In Kottwitz's 1985 Compositio paper, Isocrystals with additional structure, first page, paragraph 4:
Let $\mathbb{D}$ be the diagonalizable pro-algebraic group over $\mathbb{Q}_p$ with character group $\mathbb{Q}$
What is this $\mathbb{D}$?... I completely have no idea (and it is used repeatedly in the paper)... Where can I find a more detailed definition?
Thank you!
One just take the inverse limit of $\mathbb G_m$ under the inverse system of maps $\mathbb G_m \to \mathbb G_m$ by raising to a natural number power. Or, equivalently, the sequence $\dots \mathbb G_m \to \mathbb G_m \to \mathbb G_m \to \mathbb G_m$ where the $n$th-to-last map is raising to the $n$th power.
The character group of this is the forward limit of the character group of $\mathbb G_m$ along the dual maps.
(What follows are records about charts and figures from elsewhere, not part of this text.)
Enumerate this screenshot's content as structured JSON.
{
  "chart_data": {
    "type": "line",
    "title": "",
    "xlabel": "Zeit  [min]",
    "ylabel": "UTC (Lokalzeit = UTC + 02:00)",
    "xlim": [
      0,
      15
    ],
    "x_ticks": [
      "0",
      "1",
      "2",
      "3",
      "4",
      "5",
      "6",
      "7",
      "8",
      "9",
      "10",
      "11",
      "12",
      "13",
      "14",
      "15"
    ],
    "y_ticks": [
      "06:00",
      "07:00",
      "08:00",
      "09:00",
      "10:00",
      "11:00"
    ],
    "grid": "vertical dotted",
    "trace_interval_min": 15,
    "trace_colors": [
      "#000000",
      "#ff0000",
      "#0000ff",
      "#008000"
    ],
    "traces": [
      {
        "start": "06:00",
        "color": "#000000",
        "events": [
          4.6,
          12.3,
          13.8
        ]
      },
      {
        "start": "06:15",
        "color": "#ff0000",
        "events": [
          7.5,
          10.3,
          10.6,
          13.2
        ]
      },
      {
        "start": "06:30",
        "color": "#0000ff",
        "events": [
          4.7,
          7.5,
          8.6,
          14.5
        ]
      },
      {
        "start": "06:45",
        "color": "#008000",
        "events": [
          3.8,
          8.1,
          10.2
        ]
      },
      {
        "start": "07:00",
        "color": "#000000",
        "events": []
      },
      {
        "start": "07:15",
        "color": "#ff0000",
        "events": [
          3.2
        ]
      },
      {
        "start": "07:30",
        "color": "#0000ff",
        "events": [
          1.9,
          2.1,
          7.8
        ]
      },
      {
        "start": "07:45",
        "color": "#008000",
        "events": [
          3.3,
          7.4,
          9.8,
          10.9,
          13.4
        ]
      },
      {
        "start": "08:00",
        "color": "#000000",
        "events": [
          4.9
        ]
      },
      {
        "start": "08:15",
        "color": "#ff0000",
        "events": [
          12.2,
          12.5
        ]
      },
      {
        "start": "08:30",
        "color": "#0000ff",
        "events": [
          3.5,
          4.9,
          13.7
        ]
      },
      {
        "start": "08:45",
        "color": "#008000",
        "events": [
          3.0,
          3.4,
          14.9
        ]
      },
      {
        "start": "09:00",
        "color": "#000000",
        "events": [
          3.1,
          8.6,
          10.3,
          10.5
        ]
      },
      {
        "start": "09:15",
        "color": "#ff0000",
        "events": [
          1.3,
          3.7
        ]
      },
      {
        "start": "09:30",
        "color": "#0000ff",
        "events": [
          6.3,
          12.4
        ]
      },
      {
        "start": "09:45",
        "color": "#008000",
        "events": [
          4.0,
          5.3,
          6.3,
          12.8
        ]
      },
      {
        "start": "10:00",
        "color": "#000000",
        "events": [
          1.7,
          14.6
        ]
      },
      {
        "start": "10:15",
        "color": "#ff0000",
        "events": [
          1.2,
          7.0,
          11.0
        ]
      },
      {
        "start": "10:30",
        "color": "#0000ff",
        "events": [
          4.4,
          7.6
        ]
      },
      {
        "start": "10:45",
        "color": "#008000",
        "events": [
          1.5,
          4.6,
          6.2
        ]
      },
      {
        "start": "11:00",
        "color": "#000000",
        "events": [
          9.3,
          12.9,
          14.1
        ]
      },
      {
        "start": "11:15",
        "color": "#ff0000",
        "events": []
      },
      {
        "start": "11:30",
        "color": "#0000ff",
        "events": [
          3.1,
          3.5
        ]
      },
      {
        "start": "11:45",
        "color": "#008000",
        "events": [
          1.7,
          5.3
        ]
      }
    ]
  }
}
The character group of $\mathbb G_m$ is $\mathbb Z$, and we haver arranged things so the forward limit is $\mathbb Q$.
It is clearly diagonalizable, as it is an inverse limit of diagonlizable (i.e. commutative reductive, I guess) algebraic groups.
It is not too hard to check this is unique.
In general, for any discrete group, you can construct a diagonalizable pro-algebraic group with that character group, by taking an inverse limit over finitely generated subgroups.